As described above, in the gas rate sensor according to the present invention, a pair of heat wires arranged in parallel in the gas flow path are connected in series in the gas flow path, and the connection point is connected to the resistance bridge circuit. It is designed to be pulled out to the outside as a neutral point, so that each heat wire can be connected as short as possible in the gas flow path under the same temperature environment so that there is no problem of temperature drift or voltage drop. In addition, since the current flowing through the wiring part that draws out the connection point of each heat wire to the outside does not flow when the bridge is balanced because it becomes the neutral wire of the resistance bridge circuit, there is no problem with the voltage drop in that wiring part. This has the advantage that the angular velocity acting on the sensor body can be detected accurately with stable sensitivity.

[Brief description of the drawings]

FIG. 1 is a diagram showing a connection state of a heat wire pair in a gas rate sensor according to an embodiment of the present invention.

FIG. 2 is a diagram showing an example of a pattern of a heat wire pair and its internal wiring in the embodiment.

FIG. 3 is a diagram showing a connection state of a heat wire pair in a conventional gas rate sensor.

FIG. 4 is a diagram showing a pattern of a heat wire pair and its internal wiring in a conventional gas rate sensor.

FIG. 5 is a perspective view of a sensor body of the semiconductor type gas rate sensor.

FIG. 6 is a plan view of a lower semiconductor substrate in a sensor body of the semiconductor type gas rate sensor.

FIG. 7 is a front sectional view of a sensor main body in the semiconductor type gas rate sensor.

FIG. 8 is an electric circuit diagram showing a resistance bridge circuit in the gas rate sensor.

[Explanation of symbols]

 DESCRIPTION OF SYMBOLS 1 Lower semiconductor substrate 2 Upper semiconductor substrate 3 Nozzle hole 4 Gas flow path 51 Heat wire 52 Heat wire

Claims (1)

(57) [Scope of request for utility model registration] 1. A pair of heat-sensing devices arranged in a gas flow path based on deflection of a gas flow ejected into a gas flow path from a nozzle hole in the sensor main body when an angular velocity acts on the sensor main body.
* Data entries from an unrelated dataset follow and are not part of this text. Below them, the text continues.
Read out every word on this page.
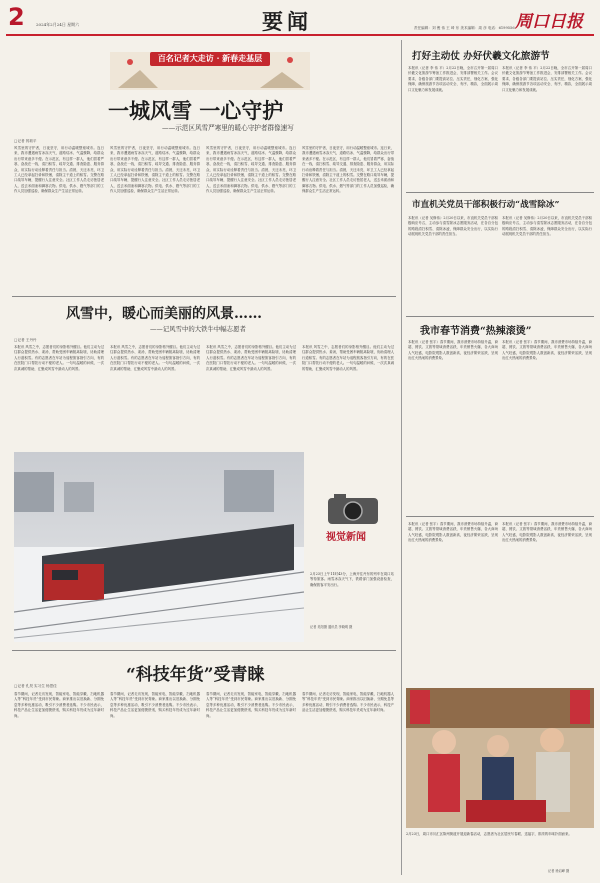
2	2024年2月24日 星期六	要闻	周口日报
责任编辑：刘 俊 伟 王 琦 东 美术编辑：周 彦 电话：6199556
百名记者大走访 · 新春走基层
一城风雪 一心守护
——示范区风雪严寒里的暖心守护者群像速写
□记者 郭莉平
风雪里的守护者，日夜坚守，用行动温暖整座城市。连日来，我市遭遇雨雪冰冻天气，道路结冰、气温骤降，给群众出行带来诸多不便。在示范区，有这样一群人，他们冒着严寒，奋战在一线，清扫积雪、疏导交通、排查隐患、服务群众，用实际行动诠释着责任与担当。清晨，天还未亮，环卫工人已经拿起扫帚和铁锹，清除主干道上的积雪。交警在路口疏导车辆，提醒行人注意安全。社区工作人员走访独居老人，送去米面油和御寒衣物。供电、供水、燃气等部门的工作人员加强巡检，确保群众生产生活正常运转。
风雪里的守护者，日夜坚守，用行动温暖整座城市。连日来，我市遭遇雨雪冰冻天气，道路结冰、气温骤降，给群众出行带来诸多不便。在示范区，有这样一群人，他们冒着严寒，奋战在一线，清扫积雪、疏导交通、排查隐患、服务群众，用实际行动诠释着责任与担当。清晨，天还未亮，环卫工人已经拿起扫帚和铁锹，清除主干道上的积雪。交警在路口疏导车辆，提醒行人注意安全。社区工作人员走访独居老人，送去米面油和御寒衣物。供电、供水、燃气等部门的工作人员加强巡检，确保群众生产生活正常运转。
风雪里的守护者，日夜坚守，用行动温暖整座城市。连日来，我市遭遇雨雪冰冻天气，道路结冰、气温骤降，给群众出行带来诸多不便。在示范区，有这样一群人，他们冒着严寒，奋战在一线，清扫积雪、疏导交通、排查隐患、服务群众，用实际行动诠释着责任与担当。清晨，天还未亮，环卫工人已经拿起扫帚和铁锹，清除主干道上的积雪。交警在路口疏导车辆，提醒行人注意安全。社区工作人员走访独居老人，送去米面油和御寒衣物。供电、供水、燃气等部门的工作人员加强巡检，确保群众生产生活正常运转。
风雪里的守护者，日夜坚守，用行动温暖整座城市。连日来，我市遭遇雨雪冰冻天气，道路结冰、气温骤降，给群众出行带来诸多不便。在示范区，有这样一群人，他们冒着严寒，奋战在一线，清扫积雪、疏导交通、排查隐患、服务群众，用实际行动诠释着责任与担当。清晨，天还未亮，环卫工人已经拿起扫帚和铁锹，清除主干道上的积雪。交警在路口疏导车辆，提醒行人注意安全。社区工作人员走访独居老人，送去米面油和御寒衣物。供电、供水、燃气等部门的工作人员加强巡检，确保群众生产生活正常运转。
风雪中，暖心而美丽的风景……
——记风雪中的大铁牛中幅志愿者
□记者 王丹丹
本报讯 风雪之中，志愿者们的身影格外醒目。他们主动为过往群众提供热水、姜汤，帮助受困车辆脱离险境，协助清理人行道积雪。有的志愿者在车站为返程旅客指引方向，有的在医院门口帮扶行动不便的老人。一句句温暖的问候，一次次真诚的帮助，汇聚成风雪中最动人的风景。
本报讯 风雪之中，志愿者们的身影格外醒目。他们主动为过往群众提供热水、姜汤，帮助受困车辆脱离险境，协助清理人行道积雪。有的志愿者在车站为返程旅客指引方向，有的在医院门口帮扶行动不便的老人。一句句温暖的问候，一次次真诚的帮助，汇聚成风雪中最动人的风景。
本报讯 风雪之中，志愿者们的身影格外醒目。他们主动为过往群众提供热水、姜汤，帮助受困车辆脱离险境，协助清理人行道积雪。有的志愿者在车站为返程旅客指引方向，有的在医院门口帮扶行动不便的老人。一句句温暖的问候，一次次真诚的帮助，汇聚成风雪中最动人的风景。
本报讯 风雪之中，志愿者们的身影格外醒目。他们主动为过往群众提供热水、姜汤，帮助受困车辆脱离险境，协助清理人行道积雪。有的志愿者在车站为返程旅客指引方向，有的在医院门口帮扶行动不便的老人。一句句温暖的问候，一次次真诚的帮助，汇聚成风雪中最动人的风景。
视觉新闻
2月23日上午11时43分，上海开往丹东的列车在周口站等待旅客。雨雪冰冻天气下，铁路部门加强设备检查，确保旅客平安出行。
记者 吴阳摄 通讯员 李晓明 摄
“科技年货”受青睐
□记者 孔昊 实习生 杨思佳
春节期间，记者走访发现，智能家电、智能穿戴、扫地机器人等“科技年货”受到市民青睐。商家推出以旧换新、分期免息等多种优惠活动，吸引不少消费者选购。不少市民表示，科技产品让生活更加便捷舒适，购买科技年货成为过年新时尚。
春节期间，记者走访发现，智能家电、智能穿戴、扫地机器人等“科技年货”受到市民青睐。商家推出以旧换新、分期免息等多种优惠活动，吸引不少消费者选购。不少市民表示，科技产品让生活更加便捷舒适，购买科技年货成为过年新时尚。
春节期间，记者走访发现，智能家电、智能穿戴、扫地机器人等“科技年货”受到市民青睐。商家推出以旧换新、分期免息等多种优惠活动，吸引不少消费者选购。不少市民表示，科技产品让生活更加便捷舒适，购买科技年货成为过年新时尚。
春节期间，记者走访发现，智能家电、智能穿戴、扫地机器人等“科技年货”受到市民青睐。商家推出以旧换新、分期免息等多种优惠活动，吸引不少消费者选购。不少市民表示，科技产品让生活更加便捷舒适，购买科技年货成为过年新时尚。
打好主动仗 办好伏羲文化旅游节
本报讯（记者 李 伟 平）2月22日晚，全市召开第一届周口伏羲文化旅游节筹备工作推进会，安排部署相关工作。会议要求，各级各部门要提高站位、压实责任，细化方案、强化保障，确保旅游节各项活动安全、有序、精彩，全面展示周口文化魅力和发展成就。
本报讯（记者 李 伟 平）2月22日晚，全市召开第一届周口伏羲文化旅游节筹备工作推进会，安排部署相关工作。会议要求，各级各部门要提高站位、压实责任，细化方案、强化保障，确保旅游节各项活动安全、有序、精彩，全面展示周口文化魅力和发展成就。
市直机关党员干部积极行动“战雪除冰”
本报讯（记者 吴修伟）2月20日以来，市直机关党员干部积极响应号召，主动参与清雪除冰志愿服务活动，在各自分包的路段清扫积雪、清除冰凌，保障群众安全出行，以实际行动展现机关党员干部的责任担当。
本报讯（记者 吴修伟）2月20日以来，市直机关党员干部积极响应号召，主动参与清雪除冰志愿服务活动，在各自分包的路段清扫积雪、清除冰凌，保障群众安全出行，以实际行动展现机关党员干部的责任担当。
我市春节消费“热辣滚烫”
本报讯（记者 张宇）春节期间，我市消费市场持续升温，商超、餐饮、文旅等领域消费活跃，年货销售火爆，各大商场人气旺盛，电影院观影人数创新高，夜经济繁荣活跃，呈现出红火热闹的消费景象。
本报讯（记者 张宇）春节期间，我市消费市场持续升温，商超、餐饮、文旅等领域消费活跃，年货销售火爆，各大商场人气旺盛，电影院观影人数创新高，夜经济繁荣活跃，呈现出红火热闹的消费景象。
本报讯（记者 张宇）春节期间，我市消费市场持续升温，商超、餐饮、文旅等领域消费活跃，年货销售火爆，各大商场人气旺盛，电影院观影人数创新高，夜经济繁荣活跃，呈现出红火热闹的消费景象。
本报讯（记者 张宇）春节期间，我市消费市场持续升温，商超、餐饮、文旅等领域消费活跃，年货销售火爆，各大商场人气旺盛，电影院观影人数创新高，夜经济繁荣活跃，呈现出红火热闹的消费景象。
2月23日，周口市川汇区陈州街道开展迎新春活动，志愿者为社区居民写春联、送福字，浓浓的年味扑面而来。
记者 徐启峰 摄
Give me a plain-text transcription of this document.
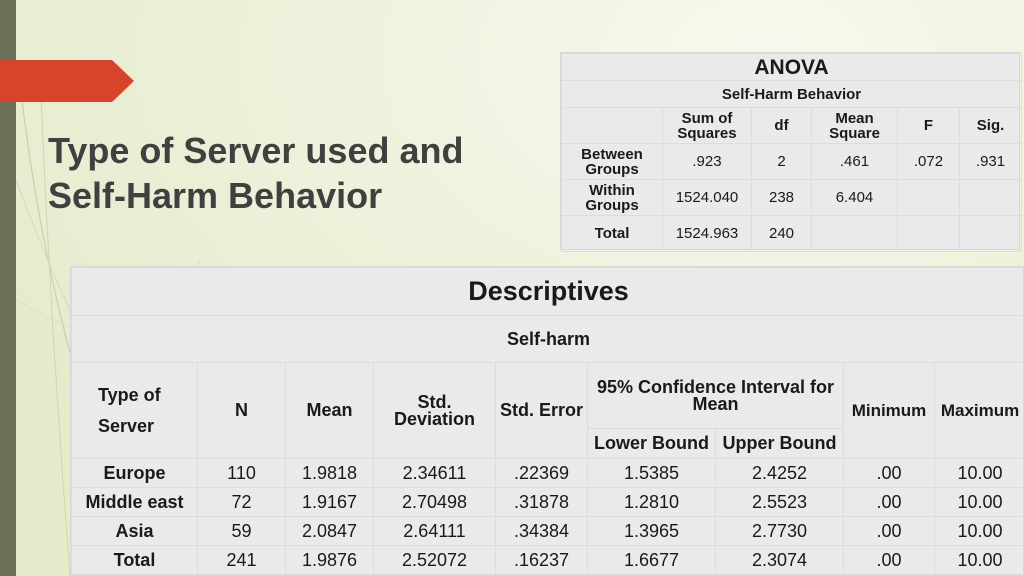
Type of Server used and
Self-Harm Behavior
ANOVA					
Self-Harm Behavior					
	Sum of Squares	df	Mean Square	F	Sig.
Between Groups	.923	2	.461	.072	.931
Within Groups	1524.040	238	6.404		
Total	1524.963	240			
Descriptives								
Self-harm								
Type of Server	N	Mean	Std. Deviation	Std. Error	95% Confidence Interval for Mean		Minimum	Maximum
					Lower Bound	Upper Bound		
Europe	110	1.9818	2.34611	.22369	1.5385	2.4252	.00	10.00
Middle east	72	1.9167	2.70498	.31878	1.2810	2.5523	.00	10.00
Asia	59	2.0847	2.64111	.34384	1.3965	2.7730	.00	10.00
Total	241	1.9876	2.52072	.16237	1.6677	2.3074	.00	10.00
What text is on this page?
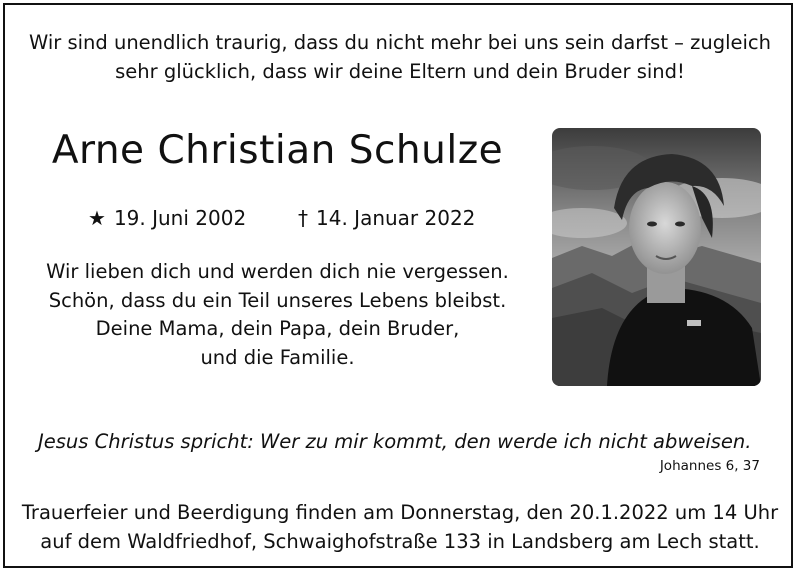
Wir sind unendlich traurig, dass du nicht mehr bei uns sein darfst – zugleich
sehr glücklich, dass wir deine Eltern und dein Bruder sind!
Arne Christian Schulze
★ 19. Juni 2002	† 14. Januar 2022
Wir lieben dich und werden dich nie vergessen.
Schön, dass du ein Teil unseres Lebens bleibst.
Deine Mama, dein Papa, dein Bruder,
und die Familie.
Jesus Christus spricht: Wer zu mir kommt, den werde ich nicht abweisen.
Johannes 6, 37
Trauerfeier und Beerdigung finden am Donnerstag, den 20.1.2022 um 14 Uhr
auf dem Waldfriedhof, Schwaighofstraße 133 in Landsberg am Lech statt.
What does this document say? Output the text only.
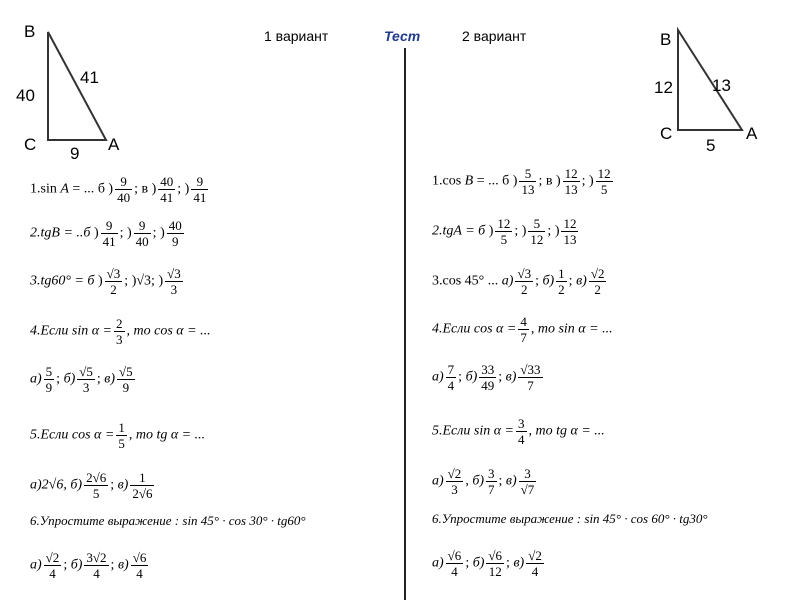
1 вариант	Тест	2 вариант
B
C	A
40
41
9
B
C	A
12 13
5
1.sin A = ... б ) $\frac{9}{40}$ ; в ) $\frac{40}{41}$ ; ) $\frac{9}{41}$
2.tgB = ..б ) $\frac{9}{41}$ ; ) $\frac{9}{40}$ ; ) $\frac{40}{9}$
3.tg60° = б ) $\frac{√3}{2}$ ; )√3; ) $\frac{√3}{3}$
4.Если $\sin \alpha = \frac{2}{3}$ , то cos α = ...
$а) \frac{5}{9}$ ; $б) \frac{√5}{3}$ ; $в) \frac{√5}{9}$
5.Если $\cos \alpha = \frac{1}{5}$ , то tg α = ...
а)2√6, $б) \frac{2√6}{5}$ ; $в) \frac{1}{2√6}$
6.Упростите выражение : sin 45° · cos 30° · tg60°
$а) \frac{√2}{4}$ ; $б) \frac{3√2}{4}$ ; $в) \frac{√6}{4}$
1.cos B = ... б ) $\frac{5}{13}$ ; в ) $\frac{12}{13}$ ; ) $\frac{12}{5}$
2.tgA = б ) $\frac{12}{5}$ ; ) $\frac{5}{12}$ ; ) $\frac{12}{13}$
3.cos 45° ... $а) \frac{√3}{2}$ ; $б) \frac{1}{2}$ ; $в) \frac{√2}{2}$
4.Если $\cos \alpha = \frac{4}{7}$ , то sin α = ...
$а) \frac{7}{4}$ ; $б) \frac{33}{49}$ ; $в) \frac{√33}{7}$
5.Если $\sin \alpha = \frac{3}{4}$ , то tg α = ...
$а) \frac{√2}{3}$ , $б) \frac{3}{7}$ ; $в) \frac{3}{√7}$
6.Упростите выражение : sin 45° · cos 60° · tg30°
$а) \frac{√6}{4}$ ; $б) \frac{√6}{12}$ ; $в) \frac{√2}{4}$
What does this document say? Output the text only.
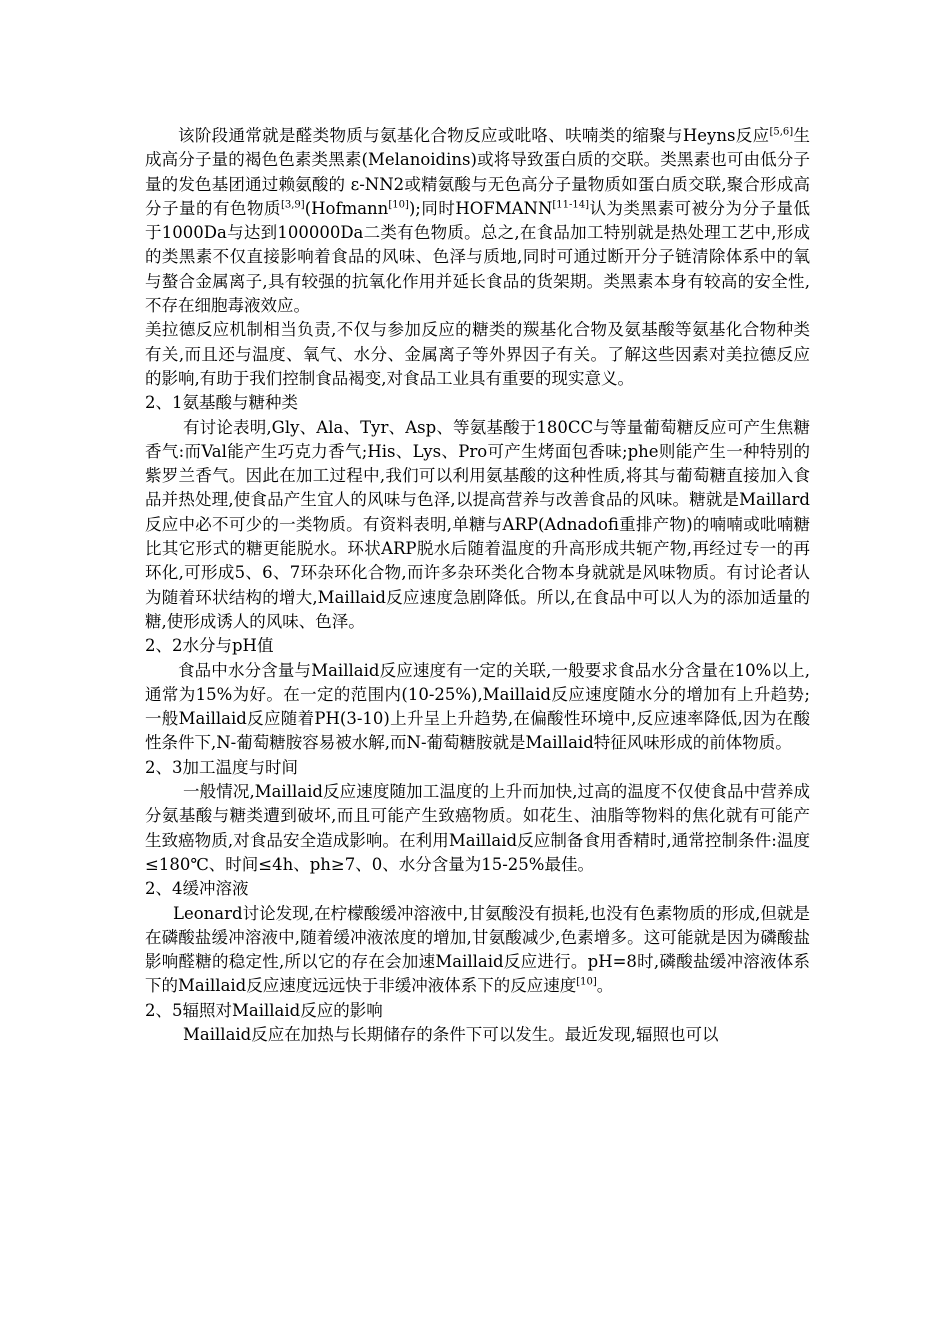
该阶段通常就是醛类物质与氨基化合物反应或吡咯、呋喃类的缩聚与Heyns反应[5,6]生成高分子量的褐色色素类黑素(Melanoidins)或将导致蛋白质的交联。类黑素也可由低分子量的发色基团通过赖氨酸的 ε-NN2或精氨酸与无色高分子量物质如蛋白质交联,聚合形成高分子量的有色物质[3,9](Hofmann[10]);同时HOFMANN[11-14]认为类黑素可被分为分子量低于1000Da与达到100000Da二类有色物质。总之,在食品加工特别就是热处理工艺中,形成的类黑素不仅直接影响着食品的风味、色泽与质地,同时可通过断开分子链清除体系中的氧与螯合金属离子,具有较强的抗氧化作用并延长食品的货架期。类黑素本身有较高的安全性,不存在细胞毒液效应。

美拉德反应机制相当负责,不仅与参加反应的糖类的羰基化合物及氨基酸等氨基化合物种类有关,而且还与温度、氧气、水分、金属离子等外界因子有关。了解这些因素对美拉德反应的影响,有助于我们控制食品褐变,对食品工业具有重要的现实意义。

2、1氨基酸与糖种类

有讨论表明,Gly、Ala、Tyr、Asp、等氨基酸于180CC与等量葡萄糖反应可产生焦糖香气:而Val能产生巧克力香气;His、Lys、Pro可产生烤面包香味;phe则能产生一种特别的紫罗兰香气。因此在加工过程中,我们可以利用氨基酸的这种性质,将其与葡萄糖直接加入食品并热处理,使食品产生宜人的风味与色泽,以提高营养与改善食品的风味。糖就是Maillard反应中必不可少的一类物质。有资料表明,单糖与ARP(Adnadofi重排产物)的喃喃或吡喃糖比其它形式的糖更能脱水。环状ARP脱水后随着温度的升高形成共轭产物,再经过专一的再环化,可形成5、6、7环杂环化合物,而许多杂环类化合物本身就就是风味物质。有讨论者认为随着环状结构的增大,Maillaid反应速度急剧降低。所以,在食品中可以人为的添加适量的糖,使形成诱人的风味、色泽。

2、2水分与pH值

食品中水分含量与Maillaid反应速度有一定的关联,一般要求食品水分含量在10%以上,通常为15%为好。在一定的范围内(10-25%),Maillaid反应速度随水分的增加有上升趋势;一般Maillaid反应随着PH(3-10)上升呈上升趋势,在偏酸性环境中,反应速率降低,因为在酸性条件下,N-葡萄糖胺容易被水解,而N-葡萄糖胺就是Maillaid特征风味形成的前体物质。

2、3加工温度与时间

一般情况,Maillaid反应速度随加工温度的上升而加快,过高的温度不仅使食品中营养成分氨基酸与糖类遭到破坏,而且可能产生致癌物质。如花生、油脂等物料的焦化就有可能产生致癌物质,对食品安全造成影响。在利用Maillaid反应制备食用香精时,通常控制条件:温度≤180℃、时间≤4h、ph≥7、0、水分含量为15-25%最佳。

2、4缓冲溶液

Leonard讨论发现,在柠檬酸缓冲溶液中,甘氨酸没有损耗,也没有色素物质的形成,但就是在磷酸盐缓冲溶液中,随着缓冲液浓度的增加,甘氨酸减少,色素增多。这可能就是因为磷酸盐影响醛糖的稳定性,所以它的存在会加速Maillaid反应进行。pH=8时,磷酸盐缓冲溶液体系下的Maillaid反应速度远远快于非缓冲液体系下的反应速度[10]。

2、5辐照对Maillaid反应的影响

Maillaid反应在加热与长期储存的条件下可以发生。最近发现,辐照也可以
In a gas rate sensor for detecting an angular velocity by detecting a change in each resistance value generated in a heat wire composed of a resistance element by a resistance bridge circuit provided in each branch and each heat wire, a reference is made to each heat wire by a gas. A gas rate sensor, wherein the gas rate sensor is connected in series in a flow path, and the connection point is drawn out to the outside as a neutral point of a resistance bridge circuit.